The Power Of Lies

By

I think we all find our own ways to cope with trauma. Mine has always been, for better or for worse, reading and writing. As a kid it was my way of escaping a difficult reality that, at ten and eleven years old, I didn’t really understand or know how to deal with.

The first book I really remember reading was A Wrinkle in Time. I will never forget how deeply and honestly I connected with the main character, Meg Murray. Awkward, misunderstood, ‘ugly’ and struggling through the difficult and complex situation of her mysteriously absent father. Reading about her thoughts, her feelings, her exploits, I felt less alone and strangely hopeful. Suddenly the world held magic for down and out kids like me. Suddenly the world held the promise of something better, something more. All the heroes in my books came from humble, difficult beginnings (just like me!), and from them I learned what strength and courage was. I guess that might sound silly, but for a sad, lonely little girl, it was everything. Books taught me how to carry on; they taught me how to deal with a world that suddenly seemed too vast and cold to manage.

It wasn’t long before a passion for reading developed into a burning, visceral desire to write. Man, was I a dedicated writer at twelve and thirteen. I wrote pages and pages every day, filling notebook upon notebook with my imaginings and thoughts. I think my stories gave me a sense of control in a world where I had very little. In books and in writing, suddenly the world made sense; everything had a purpose, a meaning. There was a beginning, a middle and an end. Life, of course, is rarely, if ever, like that.  In storytelling, all loose ends are expected to be neatly tied. There are cohesive and obvious endings. Whatever questions the story was initially asking should be comfortably answered so that the reader comes away with a sense of completion, with a sense of understanding.  I often found the circumstances of my childhood so confusing that I clung to the hope that as the hero of my story, someday everything would make perfect sense.

Now, teetering on the edge of my third decade in life, I often think the only thing that I really know is… that I don’t actually know a damn thing. People and situations are never so easily defined and understood as they are in the stories. A writer is supposed to know their characters, their thoughts, their feelings, and their reasoning behind every action. I think a hard truth to accept is that none of us ever really know anyone, least of all ourselves. In fact, I think it’s our perceptions of others which, filtered through our own expectations and experiences, most often get in our way. When we decide who and what someone is, we are limiting who and what they can be. Which, in a sense, is what we do in writing –we limit, we condense, we over explain until the world feels like an ordered and collected place full of people that behave in certain ways.

My adolescence and early adulthood taught me that writing requires more than desire and passion.  Ideas are cheap, and talent without wisdom only slightly less so; you have to know how to write something that sells. They say that nothing ruins a writer’s creativity more than paying them, and I think it’s pretty easy to understand why. When I was small, and terribly naïve, what I wanted more than anything in the world, was to write the kind of story that could touch and move people as much as my favorite stories had.
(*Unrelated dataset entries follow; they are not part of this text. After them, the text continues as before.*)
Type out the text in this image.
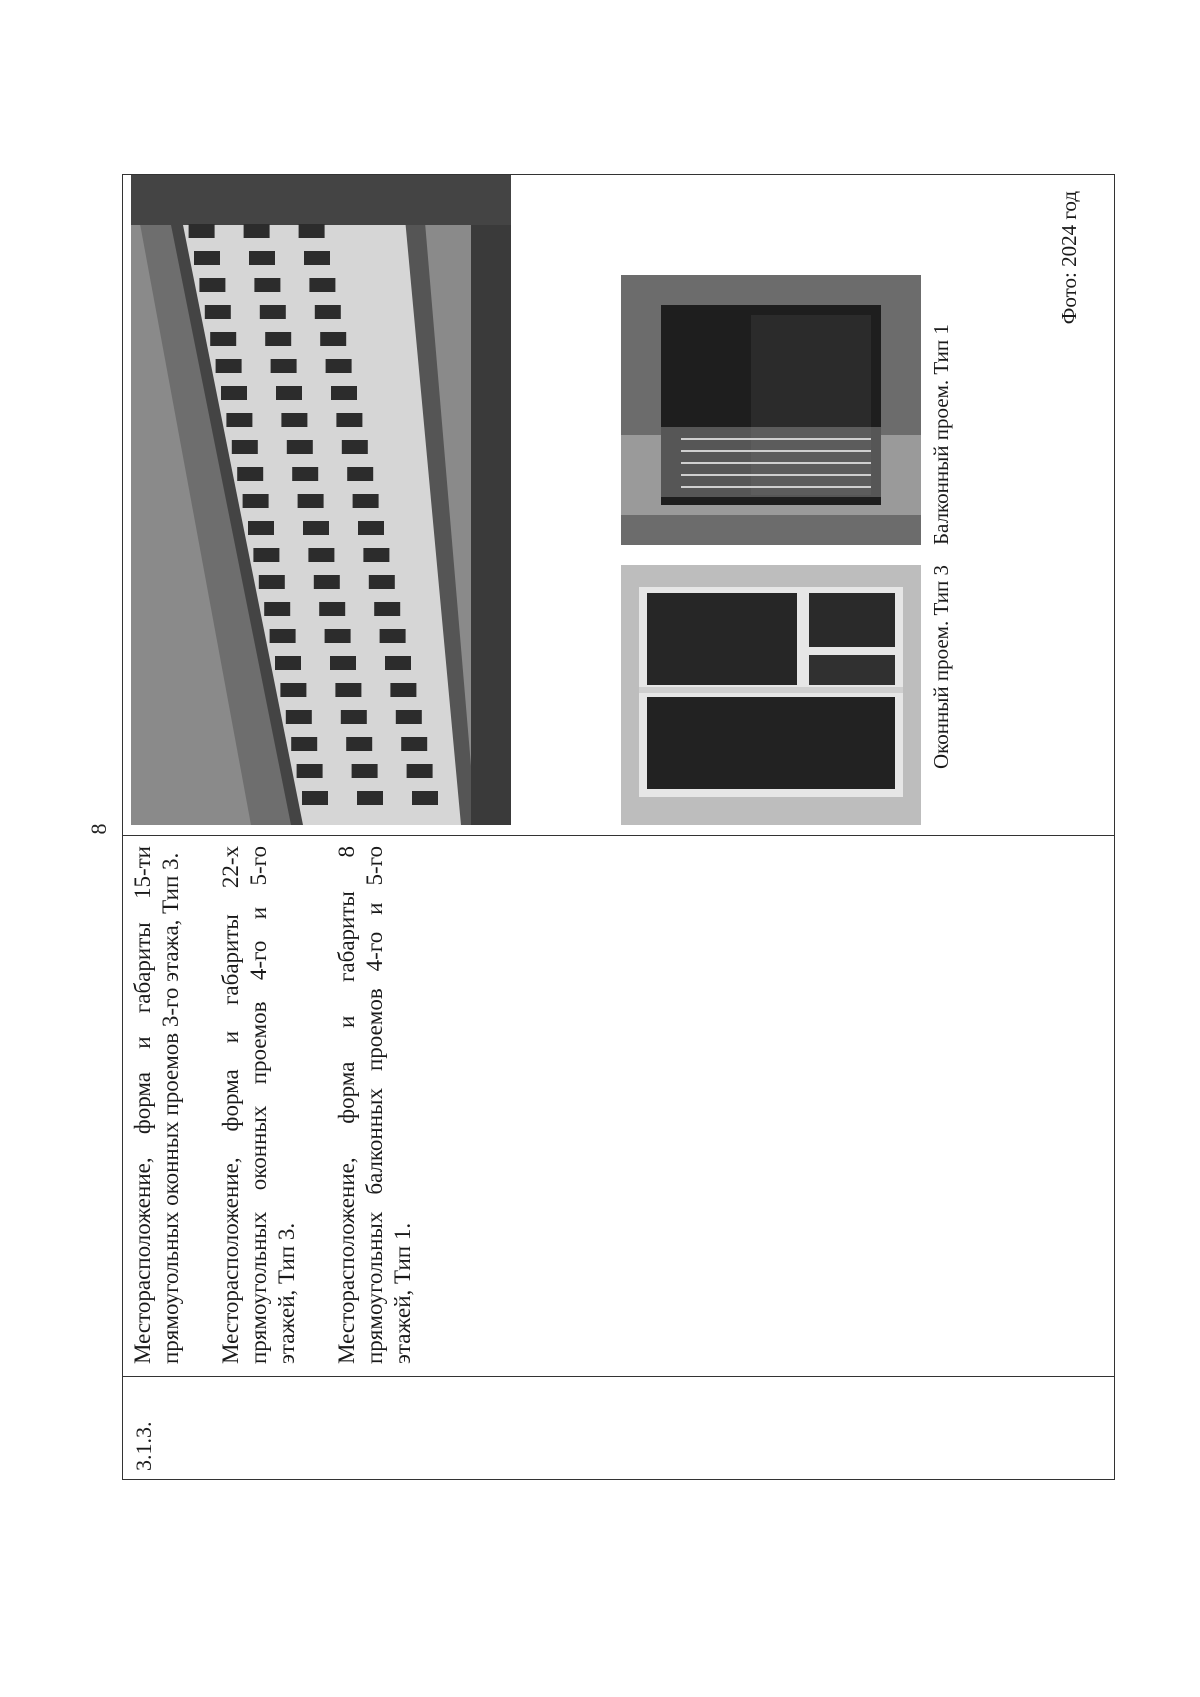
8
3.1.3.

Месторасположение, форма и габариты 15-ти прямоугольных оконных проемов 3-го этажа, Тип 3.	Месторасположение, форма и габариты 22-х прямоугольных оконных проемов 4-го и 5-го этажей, Тип 3.	Месторасположение, форма и габариты 8 прямоугольных балконных проемов 4-го и 5-го этажей, Тип 1.

Оконный проем. Тип 3
Балконный проем. Тип 1
Фото: 2024 год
This is hardly a new or special concept; I imagine most writers feel something very similar. But, without understanding it at the time, what I really wanted to do was… lie. I wanted to perpetuate the ideals of happy endings, of love that could conquer all odds, and of courage that could overcome anything. Honestly, sometimes I think we need the lies to pull and push us through the truth. More often than not, it’s the little lies we tell ourselves that get us through every battle we fight, when maybe the truth is just too much to handle. It’s probably for the same reason that some people need religion; the promise of better, the promise of more. Books, stories, words – they are my religion. Like a person bowed in prayer, I read my books and write my words because I need to feel as though this life has a meaning, that it has a purpose beyond what little I can comprehend.
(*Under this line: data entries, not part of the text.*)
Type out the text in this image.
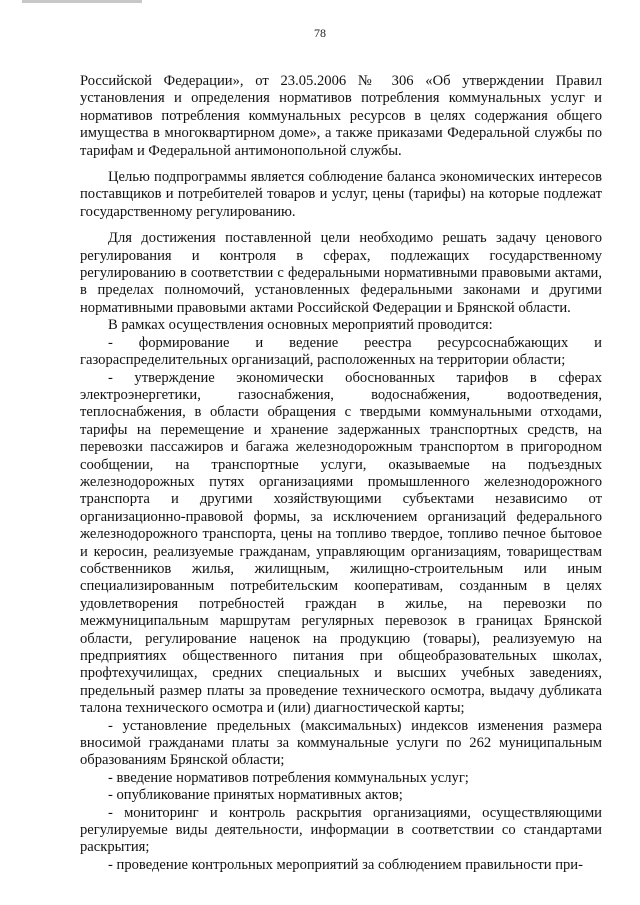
78

Российской Федерации», от 23.05.2006 № 306 «Об утверждении Правил установления и определения нормативов потребления коммунальных услуг и нормативов потребления коммунальных ресурсов в целях содержания общего имущества в многоквартирном доме», а также приказами Федеральной службы по тарифам и Федеральной антимонопольной службы.

Целью подпрограммы является соблюдение баланса экономических интересов поставщиков и потребителей товаров и услуг, цены (тарифы) на которые подлежат государственному регулированию.

Для достижения поставленной цели необходимо решать задачу ценового регулирования и контроля в сферах, подлежащих государственному регулированию в соответствии с федеральными нормативными правовыми актами, в пределах полномочий, установленных федеральными законами и другими нормативными правовыми актами Российской Федерации и Брянской области.

В рамках осуществления основных мероприятий проводится:

- формирование и ведение реестра ресурсоснабжающих и газораспределительных организаций, расположенных на территории области;

- утверждение экономически обоснованных тарифов в сферах электроэнергетики, газоснабжения, водоснабжения, водоотведения, теплоснабжения, в области обращения с твердыми коммунальными отходами, тарифы на перемещение и хранение задержанных транспортных средств, на перевозки пассажиров и багажа железнодорожным транспортом в пригородном сообщении, на транспортные услуги, оказываемые на подъездных железнодорожных путях организациями промышленного железнодорожного транспорта и другими хозяйствующими субъектами независимо от организационно-правовой формы, за исключением организаций федерального железнодорожного транспорта, цены на топливо твердое, топливо печное бытовое и керосин, реализуемые гражданам, управляющим организациям, товариществам собственников жилья, жилищным, жилищно-строительным или иным специализированным потребительским кооперативам, созданным в целях удовлетворения потребностей граждан в жилье, на перевозки по межмуниципальным маршрутам регулярных перевозок в границах Брянской области, регулирование наценок на продукцию (товары), реализуемую на предприятиях общественного питания при общеобразовательных школах, профтехучилищах, средних специальных и высших учебных заведениях, предельный размер платы за проведение технического осмотра, выдачу дубликата талона технического осмотра и (или) диагностической карты;

- установление предельных (максимальных) индексов изменения размера вносимой гражданами платы за коммунальные услуги по 262 муниципальным образованиям Брянской области;

- введение нормативов потребления коммунальных услуг;

- опубликование принятых нормативных актов;

- мониторинг и контроль раскрытия организациями, осуществляющими регулируемые виды деятельности, информации в соответствии со стандартами раскрытия;

- проведение контрольных мероприятий за соблюдением правильности при-
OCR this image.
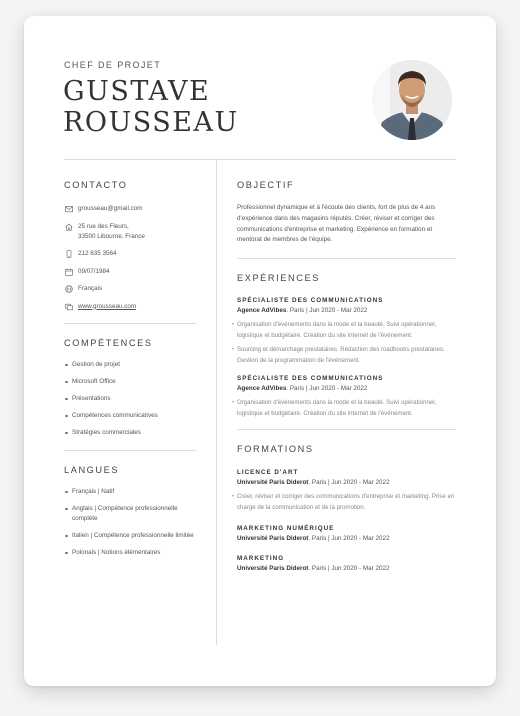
CHEF DE PROJET
GUSTAVE
ROUSSEAU
CONTACTO
grousseau@gmail.com
25 rue des Fleurs,
33500 Libourne, France
212 635 3564
09/07/1984
Français
www.grousseau.com
COMPÉTENCES
Gestion de projet
Microsoft Office
Présentations
Compétences communicatives
Stratégies commerciales
LANGUES
Français | Natif
Anglais | Compétence professionnelle complète
Italien | Compétence professionnelle limitée
Polonais | Notions élémentaires
OBJECTIF
Professionnel dynamique et à l'écoute des clients, fort de plus de 4 ans d'expérience dans des magasins réputés. Créer, réviser et corriger des communications d'entreprise et marketing. Expérience en formation et mentorat de membres de l'équipe.
EXPÉRIENCES
SPÉCIALISTE DES COMMUNICATIONS
Agence AdVibes. Paris | Jun 2020 - Mar 2022
• Organisation d'événements dans la mode et la beauté. Suivi opérationnel, logistique et budgétaire. Création du site internet de l'événement.
• Sourcing et démarchage prestataires. Rédaction des roadbooks prestataires. Gestion de la programmation de l'événement.
SPÉCIALISTE DES COMMUNICATIONS
Agence AdVibes. Paris | Jun 2020 - Mar 2022
• Organisation d'événements dans la mode et la beauté. Suivi opérationnel, logistique et budgétaire. Création du site internet de l'événement.
FORMATIONS
LICENCE D'ART
Université Paris Diderot. Paris | Jun 2020 - Mar 2022
• Créer, réviser et corriger des communications d'entreprise et marketing. Prise en charge de la communication et de la promotion.
MARKETING NUMÉRIQUE
Université Paris Diderot. Paris | Jun 2020 - Mar 2022
MARKETING
Université Paris Diderot. Paris | Jun 2020 - Mar 2022
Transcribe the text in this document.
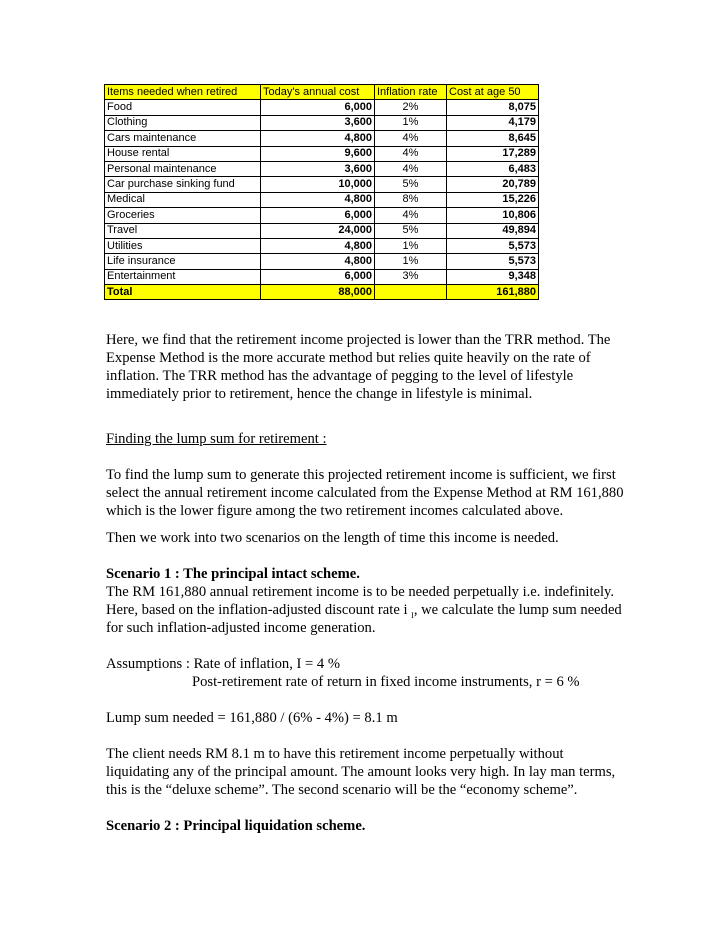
Items needed when retired	Today's annual cost	Inflation rate	Cost at age 50
Food	6,000	2%	8,075
Clothing	3,600	1%	4,179
Cars maintenance	4,800	4%	8,645
House rental	9,600	4%	17,289
Personal maintenance	3,600	4%	6,483
Car purchase sinking fund	10,000	5%	20,789
Medical	4,800	8%	15,226
Groceries	6,000	4%	10,806
Travel	24,000	5%	49,894
Utilities	4,800	1%	5,573
Life insurance	4,800	1%	5,573
Entertainment	6,000	3%	9,348
Total	88,000		161,880

Here, we find that the retirement income projected is lower than the TRR method. The Expense Method is the more accurate method but relies quite heavily on the rate of inflation. The TRR method has the advantage of pegging to the level of lifestyle immediately prior to retirement, hence the change in lifestyle is minimal.

Finding the lump sum for retirement :

To find the lump sum to generate this projected retirement income is sufficient, we first select the annual retirement income calculated from the Expense Method at RM 161,880 which is the lower figure among the two retirement incomes calculated above.

Then we work into two scenarios on the length of time this income is needed.

Scenario 1 : The principal intact scheme.

The RM 161,880 annual retirement income is to be needed perpetually i.e. indefinitely.

Here, based on the inflation-adjusted discount rate i $_I$, we calculate the lump sum needed

for such inflation-adjusted income generation.

Assumptions : Rate of inflation, I = 4 %

Post-retirement rate of return in fixed income instruments, r = 6 %

Lump sum needed = 161,880 / (6% - 4%) = 8.1 m

The client needs RM 8.1 m to have this retirement income perpetually without liquidating any of the principal amount. The amount looks very high. In lay man terms, this is the “deluxe scheme”. The second scenario will be the “economy scheme”.

Scenario 2 : Principal liquidation scheme.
I’ve read some fantastic, dark, crude books that speak to the anti-hero in me; that jaded, bitter voice in my head that reminds me that I’ve seen some of the darker faces this world has to offer. In these books I often find a sense of truth –a sad, broken sort of truth. I think that I write what I write to fight that dismal almost-truth. It’s my shout into the void, my battle against that darkness we each hold inside. Even as a child I understood that light often casts long, deep shadows. That there is sadness and loss in this world that we can’t prevent, that we can’t do a damn thing to fix. But I think we are offered a simple choice in this life, one that is entirely personal; do we perpetuate the bad, ugly, and hurtful – even if it’s the truth — or do we promote the good, the kind, the compassionate, and the strong? Maybe we have to sometimes tell a lie in order for it to become the truth. Those lies gave a little girl, and lost adolescent, the hope and resilience to meet each new day. There is a power in the words we choose to ingest. A power that shouldn’t be taken for granted, and one that we certainly shouldn’t underestimate.